Service important to Rockville High graduates
By Gregory A. Scibelli - Staff Writer
Vernon - posted Thu., Jun. 23, 2011
Rockville High School Class President Jillian Eitelman is completely petrified of needles and the sight of blood. But Eitelman, who is also the Student Council president, braved those elements to head the Student Council-sponsored blood drive, both last year and this year.
She also learned it would become one of the defining memories of the Class of 2011.
“Going into it, I was so afraid that no one would come and that it would be a complete failure,” said Eitelman.
But she was wrong, and that day the Class of 2011 emerged as one of the most caring and service-oriented groups she has ever seen.
“When we first came to high school, I was not sure what our group would do,” Eitelman said during the school's June 22 commencement exercises. “But these people really came together and we did a lot of great work for the school and for the community.”
It started with the blood drive, which was a rousing success. It went so well that people had to be turned away, due to overbooking.
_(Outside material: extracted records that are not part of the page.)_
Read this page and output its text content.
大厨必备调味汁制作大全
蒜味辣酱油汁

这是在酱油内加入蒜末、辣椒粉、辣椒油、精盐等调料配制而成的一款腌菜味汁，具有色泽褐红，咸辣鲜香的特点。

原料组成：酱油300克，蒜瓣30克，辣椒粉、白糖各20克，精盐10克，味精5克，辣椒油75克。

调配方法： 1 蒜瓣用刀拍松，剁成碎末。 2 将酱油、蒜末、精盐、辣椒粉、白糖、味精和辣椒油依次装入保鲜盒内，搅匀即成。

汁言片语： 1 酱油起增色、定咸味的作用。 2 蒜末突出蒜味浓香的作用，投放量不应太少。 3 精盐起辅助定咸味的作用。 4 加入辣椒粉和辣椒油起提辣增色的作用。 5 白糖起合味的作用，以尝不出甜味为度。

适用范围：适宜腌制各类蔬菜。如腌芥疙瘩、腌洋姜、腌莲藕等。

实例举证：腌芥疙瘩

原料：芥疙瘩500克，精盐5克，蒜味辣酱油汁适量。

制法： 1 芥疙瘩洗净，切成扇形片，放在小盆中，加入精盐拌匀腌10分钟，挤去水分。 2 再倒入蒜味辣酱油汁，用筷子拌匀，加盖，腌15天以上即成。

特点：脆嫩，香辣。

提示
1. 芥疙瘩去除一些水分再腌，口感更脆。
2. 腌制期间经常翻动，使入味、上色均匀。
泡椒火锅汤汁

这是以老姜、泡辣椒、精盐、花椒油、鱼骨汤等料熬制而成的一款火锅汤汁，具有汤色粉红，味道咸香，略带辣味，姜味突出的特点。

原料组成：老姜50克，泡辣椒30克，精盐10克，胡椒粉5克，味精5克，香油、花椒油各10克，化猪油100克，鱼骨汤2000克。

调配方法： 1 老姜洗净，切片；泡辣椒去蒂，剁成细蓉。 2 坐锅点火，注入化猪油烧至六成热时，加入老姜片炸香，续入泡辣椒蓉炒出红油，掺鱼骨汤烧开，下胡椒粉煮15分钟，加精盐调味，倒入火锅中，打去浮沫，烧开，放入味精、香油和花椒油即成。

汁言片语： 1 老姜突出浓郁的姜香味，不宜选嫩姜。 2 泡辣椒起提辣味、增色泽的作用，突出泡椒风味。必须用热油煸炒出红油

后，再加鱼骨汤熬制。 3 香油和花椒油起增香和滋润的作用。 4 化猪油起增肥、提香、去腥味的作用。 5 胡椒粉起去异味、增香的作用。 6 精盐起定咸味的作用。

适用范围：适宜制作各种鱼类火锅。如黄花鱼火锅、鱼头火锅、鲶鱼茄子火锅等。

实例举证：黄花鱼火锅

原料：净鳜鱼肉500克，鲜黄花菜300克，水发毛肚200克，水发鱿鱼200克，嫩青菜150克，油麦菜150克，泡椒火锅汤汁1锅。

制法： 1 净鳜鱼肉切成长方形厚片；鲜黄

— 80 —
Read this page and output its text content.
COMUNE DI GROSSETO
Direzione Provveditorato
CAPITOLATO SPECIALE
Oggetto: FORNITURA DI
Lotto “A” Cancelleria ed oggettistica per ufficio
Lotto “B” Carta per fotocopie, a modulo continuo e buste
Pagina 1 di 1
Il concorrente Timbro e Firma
Eitelman said she was very proud to be a member of the Class of 2011 at that time.
“The American Red Cross said they secured more than 55 pints of blood,” said Eitelman. “That will save more than 165 lives.”
What made Eitelman most proud is the fact that so many people like her, who were afraid of needles, donated one of the nine pints of blood they had in their bodies.
“This showed the true character of our class,” she said. “We are a service-oriented group and I believe that my classmates are going to go out into the world and serve others, whether it’s community service or in their careers.”
Throughout high school, not only has the Class of 2011 been service-oriented, but they have also been innovators in that service.
The class started the Arctic Splash, where students would raise money through sponsorship, leading to a winter event where they would jump into a cold body of water for the entertainment of the fans in attendance.
The class interacted with the community by holding the first-ever “Band-Aid,” in which the class raised money for others with a showcase of local bands in the high school auditorium. Adding to the event was an art gallery held in conjunction with the show.
Eitelman said she is very proud to have been a part of a class whose members have been so selfless and willing to give so much of themselves.
Eitelman is planning to study international finance and hopes to help people in the difficult economic climate through her career choice.